Season five, episode ten: Jessa’s fight with Adam
Jessa and Adam’s chemistry was one of Girls’s best late discoveries, even as their relationship tore Jessa and Hannah apart. Jessa’s guilt doubles back on her relationship with Adam at the end of season five, as she realizes that she’s lost a fundamental part of her identity (“I don’t steal people’s boyfriends”), and things descend into violence.
Season six, episode three: Matthew Rhys’s penis
In the companion episode to “One Man’s Trash,” Hannah performs an unsteady two-hander with the wolf-toothed author played by Rhys about the sexual-abuse allegations against him. At the episode’s climax, the spell cast by the author’s lavish compliments breaks, and Rhys reveals a prop that’s sure to go down in infamy.
Season six, episode eight: Hannah and Adam at the restaurant
In some of Dunham’s best acting on the series, Hannah and Adam sit down for dinner after a long day of pretending that getting together again to raise Hannah’s baby will magically fix everything. Then, with haunting predictability, reality sets in.
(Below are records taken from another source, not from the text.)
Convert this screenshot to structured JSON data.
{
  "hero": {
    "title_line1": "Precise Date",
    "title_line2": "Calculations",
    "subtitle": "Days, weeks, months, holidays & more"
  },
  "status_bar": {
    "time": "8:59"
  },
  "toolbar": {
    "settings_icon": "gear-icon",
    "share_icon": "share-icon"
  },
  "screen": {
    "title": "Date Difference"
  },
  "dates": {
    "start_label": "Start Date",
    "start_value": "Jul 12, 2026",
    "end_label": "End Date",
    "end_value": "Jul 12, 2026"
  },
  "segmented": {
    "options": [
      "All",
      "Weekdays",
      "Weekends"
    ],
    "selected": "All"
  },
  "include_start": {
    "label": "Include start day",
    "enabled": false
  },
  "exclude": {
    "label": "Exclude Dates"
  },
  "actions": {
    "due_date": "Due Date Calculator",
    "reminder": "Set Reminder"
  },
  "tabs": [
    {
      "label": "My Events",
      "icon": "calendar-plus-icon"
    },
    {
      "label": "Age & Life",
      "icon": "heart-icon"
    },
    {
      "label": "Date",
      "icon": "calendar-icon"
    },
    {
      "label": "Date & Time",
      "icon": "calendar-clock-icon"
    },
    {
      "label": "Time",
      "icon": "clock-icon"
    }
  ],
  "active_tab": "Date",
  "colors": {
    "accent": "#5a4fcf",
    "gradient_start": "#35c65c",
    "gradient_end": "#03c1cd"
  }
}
Season six, episode nine: Surprise! Shoshanna’s engaged
In Girls’ penultimate episode, after Shoshanna had seemingly disappeared from the rest of the season, the show sucked her back into its orbit to reveal that she’d simply found a fiancé and decided to cut the rest of the girls out of her life. Like the best Girls moments, this one arrives without warning, is shocking, and, in retrospect, makes sense.